Teror juga bisa mewujud dalam bentuk legalisasi peraturan atau undang-undang. Misalnya, adanya peraturan impor tanpa batas terhadap gula rafinasi dari negara produsen gula.
Akibatnya, akan terjadi "tsunami gula" di Indonesia dan para petani tebu akan merugi, bahkan pabrik-pabrik gula bisa tutup karena gulanya tidak akan terjual di pasaran.
Masalah ini juga bisa terjadi pada berbagai produk pertanian dan peternakan.
Kemudian, juga masalah narkoba. Teror dalam bentuk peredaran obat haram narkoba sungguh lebih berbahaya daripada bentuk teror lainnya. Narkoba merusak, bahkan bisa membunuh generasi bangsa.
"Soft terrorism" seperti peredaran narkoba ini harus menjadi perhatian serius dan segera ada penindakan tegas dari aparat agar tidak menyebarluas di Bumi Pertiwi.
Sementara itu, kini ada tantangan yang sedang dihadapi masyarakat, di antaranya peranan media massa.
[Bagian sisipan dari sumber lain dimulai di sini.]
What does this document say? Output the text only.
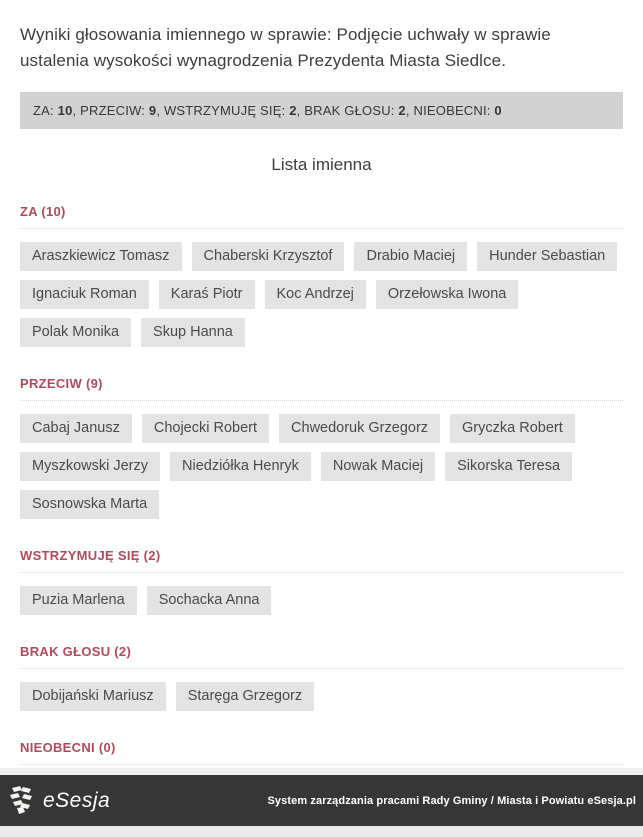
Wyniki głosowania imiennego w sprawie: Podjęcie uchwały w sprawie ustalenia wysokości wynagrodzenia Prezydenta Miasta Siedlce.
ZA: 10, PRZECIW: 9, WSTRZYMUJĘ SIĘ: 2, BRAK GŁOSU: 2, NIEOBECNI: 0
Lista imienna
ZA (10)
Araszkiewicz Tomasz	Chaberski Krzysztof	Drabio Maciej	Hunder Sebastian
Ignaciuk Roman	Karaś Piotr	Koc Andrzej	Orzełowska Iwona
Polak Monika	Skup Hanna
PRZECIW (9)
Cabaj Janusz	Chojecki Robert	Chwedoruk Grzegorz	Gryczka Robert
Myszkowski Jerzy	Niedziółka Henryk	Nowak Maciej	Sikorska Teresa
Sosnowska Marta
WSTRZYMUJĘ SIĘ (2)
Puzia Marlena	Sochacka Anna
BRAK GŁOSU (2)
Dobijański Mariusz	Staręga Grzegorz
NIEOBECNI (0)
eSesja	System zarządzania pracami Rady Gminy / Miasta i Powiatu eSesja.pl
Informasi yang disuguhkan media sangat mungkin mengubah pikiran, sikap, dan perilaku seseorang.
Bahkan, kebijakan pemerintah pun tidak bisa langsung tersosialisasi secara masif di tengah masyarakat karena pada saat informasi kebijakan atau keputusan pemerintah masuk pada ruang media yang memiliki kepentingan berbeda, konten media menjadi bahan diskusi pro dan kontra di tengah masyarakat. Media saat ini dikuasai oleh pihak swasta yang terkadang berbeda persepsi dan kepentingan dengan pemerintah.
Tantangan lain adalah perkembangan teknologi informasi. Dengan kecanggihan teknologi informasi, dunia saat ini seperti tanpa batas. Pikiran, sikap, perilaku, dan budaya negara lain bisa saja ditiru oleh masyarakat Indonesia.
Menjaga identitas budaya akan menjadi berat pada saat ruang terbuka teknologi sudah bisa dilihat dan dinikmati dengan mudah oleh seluruh lapisan masyarakat Indonesia.
Terakhir adalah tantangan hak asasi manusia (HAM). Isu penegakan HAM menjadi persoalan tersendiri yang perlu disikapi secara rasional dan arif. Sekarang ini HAM seolah berada di atas kitab suci agama dan dasar negara.
Dengan bungkus demokrasi, HAM menjadi benteng dari kebebasan hidup manusia. Paksaan legitimasi atas dasar HAM terhadap perilaku kehidupan manusia yang bertentangan dengan nilai-nilai kitab suci, ajaran agama, dan dasar negara sering menjadi "trending topic" di Indonesia belakangan ini.
Oleh karena itu, dalam menghadapi bentuk-bentuk radikalisme, terorisme, dan tantangan bangsa dan negara diperlukan adanya sinergi dan program yang integrative dari berbagai elemen bangsa dan negara sesuai dengan kapasitas dan fungsi masing-masing.
Tentu, adalah sangat urgen mencari hulu dan hilir dari gerakan terorisme, baik "hard terrorism" maupun "soft terrorism" yang mendera dan bersemayam di bumi Indonesia. Pada intinya, negara harus mampu menyelamatkan warganya dari terorisme dan radikalisme dalam bentuk apa pun.
*) Penulis adalah tokoh muda Nahdlatul Ulama (NU) dan pengasuh Yayasan Raudlah Darus Salam Sukorejo, Bangsalsari, Jember.